Aquella joven de dieciocho años fue atraída por el bosque. Era linda, delicada, tímida. Tan inocente que el bosque la quiso.
Una tarde, despertó en una casa que no era suya. Con mil preguntas rompiéndole el cerebro, pero con la tímida mirada de aquel chico de cabello oscuro sobre sus ojos verdes.
Los meses pasaron, y con ellos, la incertidumbre crecía cada día un poco más. Sabía dónde estaba, el chico, Victor, le confesó la cruda verdad. Le presentó su realidad, la que ella tuvo que enfrentar tiempo después.
Victor le enseñó el bosque. El lago mortal. La maldad que escondía el bosque detrás de esa fachada de paz. Le contó la verdad sobre su padre, un hombre que podía ser bueno y cruel a la vez. Pero no todo fue gris, también le regaló rosas. Le tomó la mano a escondidas. Se entregaron a la vida, al amor, al bosque y las consecuencias que traía amarse.

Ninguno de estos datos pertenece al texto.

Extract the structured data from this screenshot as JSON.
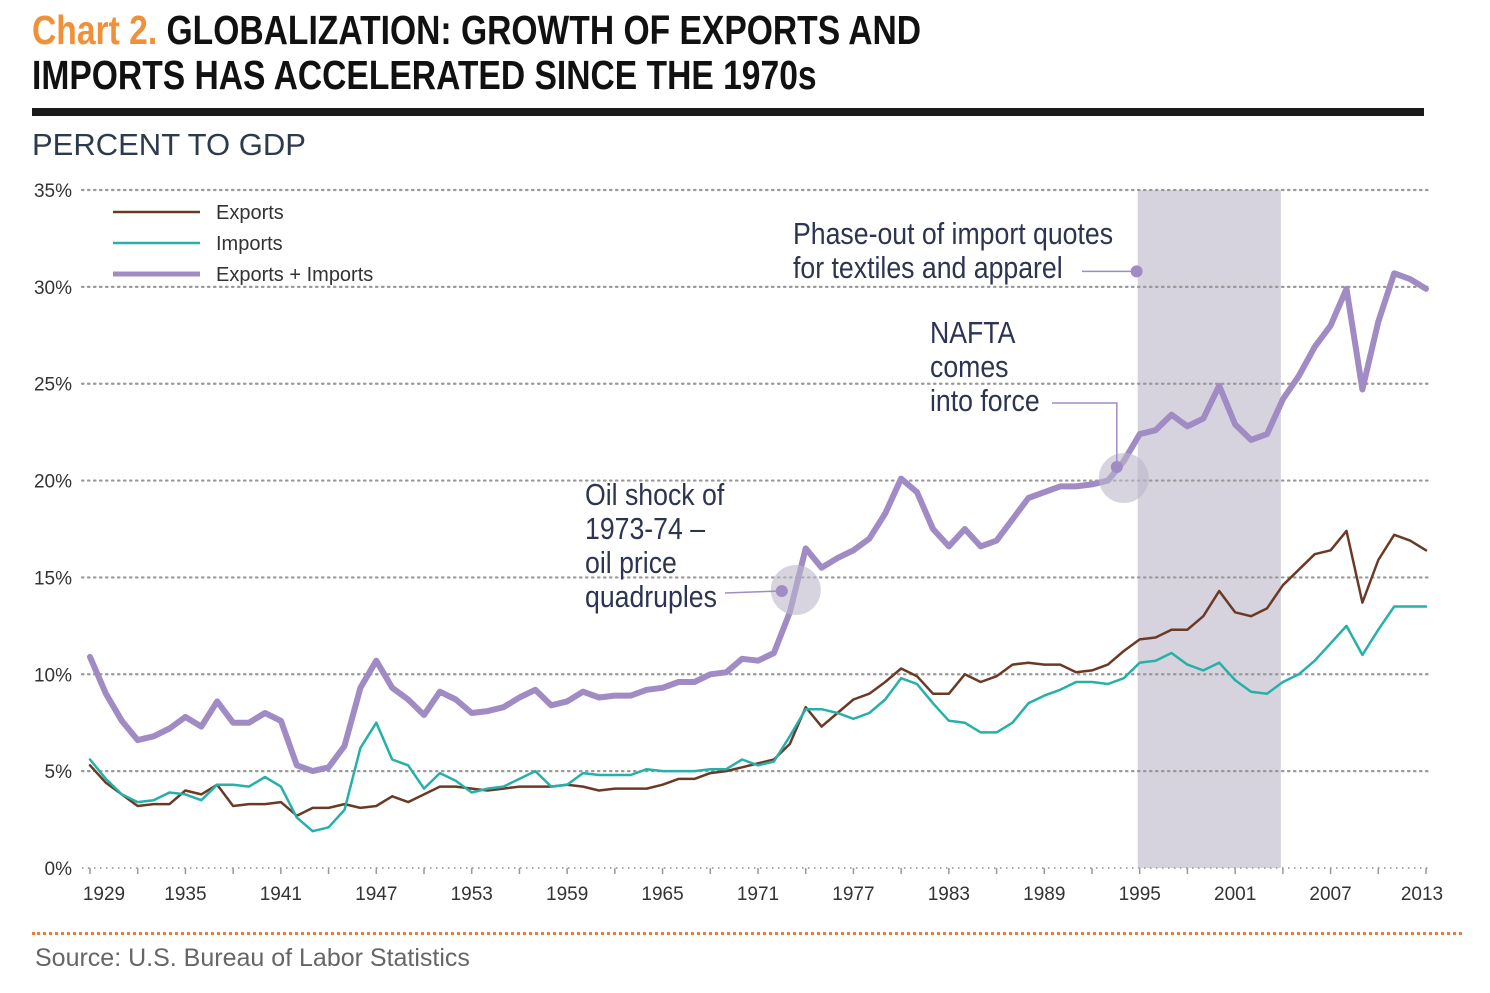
{
  "header": {
    "chart_label": "Chart 2.",
    "title_line1": "GLOBALIZATION: GROWTH OF EXPORTS AND",
    "title_line2": "IMPORTS HAS ACCELERATED SINCE THE 1970s",
    "subtitle": "PERCENT TO GDP"
  },
  "source": "Source: U.S. Bureau of Labor Statistics",
  "colors": {
    "chart_label": "#f0913a",
    "exports": "#6b3a26",
    "imports": "#26b0a8",
    "total": "#a08bc4",
    "shade": "#d6d3de",
    "annotation_text": "#2d3451"
  },
  "chart_data": {
    "type": "line",
    "title": "GLOBALIZATION: GROWTH OF EXPORTS AND IMPORTS HAS ACCELERATED SINCE THE 1970s",
    "ylabel": "PERCENT TO GDP",
    "xlim": [
      1929,
      2013
    ],
    "ylim": [
      0,
      35
    ],
    "grid": "horizontal dotted",
    "legend_placement": "top-left",
    "yticks": [
      "0%",
      "5%",
      "10%",
      "15%",
      "20%",
      "25%",
      "30%",
      "35%"
    ],
    "ytick_values": [
      0,
      5,
      10,
      15,
      20,
      25,
      30,
      35
    ],
    "xticks": [
      "1929",
      "1935",
      "1941",
      "1947",
      "1953",
      "1959",
      "1965",
      "1971",
      "1977",
      "1983",
      "1989",
      "1995",
      "2001",
      "2007",
      "2013"
    ],
    "start_year": 1929,
    "series": [
      {
        "name": "Exports",
        "key": "exports",
        "values": [
          5.3,
          4.4,
          3.8,
          3.2,
          3.3,
          3.3,
          4.0,
          3.8,
          4.3,
          3.2,
          3.3,
          3.3,
          3.4,
          2.7,
          3.1,
          3.1,
          3.3,
          3.1,
          3.2,
          3.7,
          3.4,
          3.8,
          4.2,
          4.2,
          4.1,
          4.0,
          4.1,
          4.2,
          4.2,
          4.2,
          4.3,
          4.2,
          4.0,
          4.1,
          4.1,
          4.1,
          4.3,
          4.6,
          4.6,
          4.9,
          5.0,
          5.2,
          5.4,
          5.6,
          6.4,
          8.3,
          7.3,
          8.0,
          8.7,
          9.0,
          9.6,
          10.3,
          9.9,
          9.0,
          9.0,
          10.0,
          9.6,
          9.9,
          10.5,
          10.6,
          10.5,
          10.5,
          10.1,
          10.2,
          10.5,
          11.2,
          11.8,
          11.9,
          12.3,
          12.3,
          13.0,
          14.3,
          13.2,
          13.0,
          13.4,
          14.6,
          15.4,
          16.2,
          16.4,
          17.4,
          13.7,
          15.9,
          17.2,
          16.9,
          16.4
        ]
      },
      {
        "name": "Imports",
        "key": "imports",
        "values": [
          5.6,
          4.6,
          3.8,
          3.4,
          3.5,
          3.9,
          3.8,
          3.5,
          4.3,
          4.3,
          4.2,
          4.7,
          4.2,
          2.6,
          1.9,
          2.1,
          3.0,
          6.2,
          7.5,
          5.6,
          5.3,
          4.1,
          4.9,
          4.5,
          3.9,
          4.1,
          4.2,
          4.6,
          5.0,
          4.2,
          4.3,
          4.9,
          4.8,
          4.8,
          4.8,
          5.1,
          5.0,
          5.0,
          5.0,
          5.1,
          5.1,
          5.6,
          5.3,
          5.5,
          6.8,
          8.2,
          8.2,
          8.0,
          7.7,
          8.0,
          8.7,
          9.8,
          9.5,
          8.5,
          7.6,
          7.5,
          7.0,
          7.0,
          7.5,
          8.5,
          8.9,
          9.2,
          9.6,
          9.6,
          9.5,
          9.8,
          10.6,
          10.7,
          11.1,
          10.5,
          10.2,
          10.6,
          9.7,
          9.1,
          9.0,
          9.6,
          10.0,
          10.7,
          11.6,
          12.5,
          11.0,
          12.3,
          13.5,
          13.5,
          13.5
        ]
      },
      {
        "name": "Exports + Imports",
        "key": "total",
        "values": [
          10.9,
          9.0,
          7.6,
          6.6,
          6.8,
          7.2,
          7.8,
          7.3,
          8.6,
          7.5,
          7.5,
          8.0,
          7.6,
          5.3,
          5.0,
          5.2,
          6.3,
          9.3,
          10.7,
          9.3,
          8.7,
          7.9,
          9.1,
          8.7,
          8.0,
          8.1,
          8.3,
          8.8,
          9.2,
          8.4,
          8.6,
          9.1,
          8.8,
          8.9,
          8.9,
          9.2,
          9.3,
          9.6,
          9.6,
          10.0,
          10.1,
          10.8,
          10.7,
          11.1,
          13.2,
          16.5,
          15.5,
          16.0,
          16.4,
          17.0,
          18.3,
          20.1,
          19.4,
          17.5,
          16.6,
          17.5,
          16.6,
          16.9,
          18.0,
          19.1,
          19.4,
          19.7,
          19.7,
          19.8,
          20.0,
          21.0,
          22.4,
          22.6,
          23.4,
          22.8,
          23.2,
          24.9,
          22.9,
          22.1,
          22.4,
          24.2,
          25.4,
          26.9,
          28.0,
          29.9,
          24.7,
          28.2,
          30.7,
          30.4,
          29.9
        ]
      }
    ],
    "shaded_range": [
      1995,
      2004
    ],
    "annotations": [
      {
        "key": "oil",
        "lines": [
          "Oil shock of",
          "1973-74 –",
          "oil price",
          "quadruples"
        ],
        "year": 1973,
        "value": 14.3
      },
      {
        "key": "nafta",
        "lines": [
          "NAFTA",
          "comes",
          "into force"
        ],
        "year": 1994,
        "value": 20.7
      },
      {
        "key": "textiles",
        "lines": [
          "Phase-out of import quotes",
          "for textiles and apparel"
        ],
        "year": 1996,
        "value": 30.8
      }
    ]
  }
}
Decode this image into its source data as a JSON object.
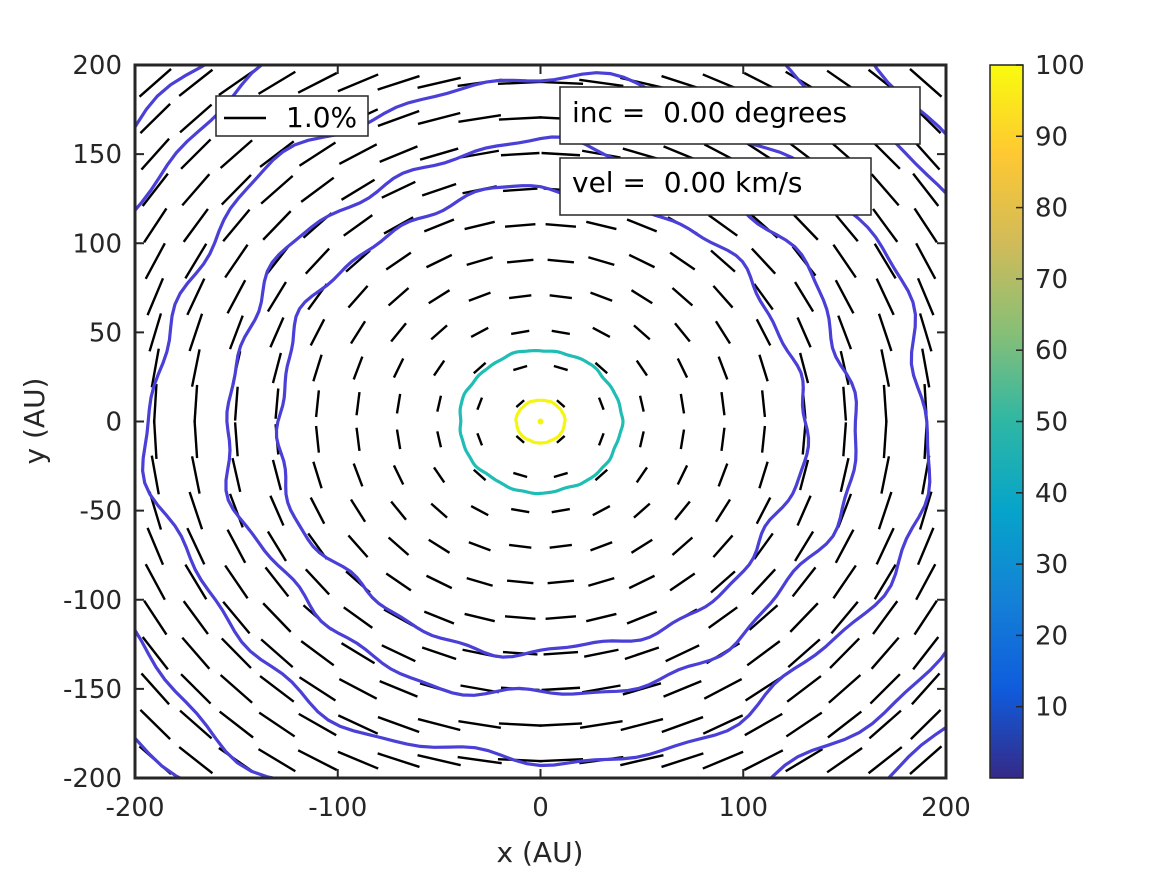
{
  "chart_data": {
    "type": "contour",
    "xlabel": "x (AU)",
    "ylabel": "y (AU)",
    "xlim": [
      -200,
      200
    ],
    "ylim": [
      -200,
      200
    ],
    "x_ticks": [
      -200,
      -100,
      0,
      100,
      200
    ],
    "y_ticks": [
      -200,
      -150,
      -100,
      -50,
      0,
      50,
      100,
      150,
      200
    ],
    "colorbar": {
      "range": [
        0,
        100
      ],
      "ticks": [
        10,
        20,
        30,
        40,
        50,
        60,
        70,
        80,
        90,
        100
      ],
      "colormap": "parula",
      "stops": [
        "#352a87",
        "#0f5cdd",
        "#1481d6",
        "#06a4ca",
        "#2eb7a4",
        "#87bf77",
        "#d1bb59",
        "#fec832",
        "#f9fb0e"
      ]
    },
    "contours": [
      {
        "level": 100,
        "radius_au": 12,
        "color": "#f5f514"
      },
      {
        "level": 50,
        "radius_au": 40,
        "color": "#1fbdb4"
      },
      {
        "level": 5,
        "radius_au": 130,
        "color": "#4a3fd6"
      },
      {
        "level": 5,
        "radius_au": 155,
        "color": "#4a3fd6"
      },
      {
        "level": 5,
        "radius_au": 192,
        "color": "#4a3fd6"
      },
      {
        "level": 5,
        "radius_au": 235,
        "color": "#4a3fd6"
      },
      {
        "level": 5,
        "radius_au": 262,
        "color": "#4a3fd6"
      }
    ],
    "vectors": {
      "pattern": "azimuthal",
      "legend_label": "1.0%",
      "legend_value_percent": 1.0
    },
    "annotations": [
      {
        "text": "inc =  0.00 degrees"
      },
      {
        "text": "vel =  0.00 km/s"
      }
    ]
  }
}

Así floreció un amor que nunca debió ser cultivado. Y de él, brotó una semilla. Una nueva alma destinada a la soledad: Ian.
Hana y Victor escribieron una trágica historia de amor que al igual que una flor estaba destinada a marchitarse. Ahora, la tinta está lista y otra historia está a punto de ser escrita.
Y una vez más, el bosque calla lo que sabe. Porque solo los que han amado entre las gardenias conocen el verdadero precio de un amor verdadero.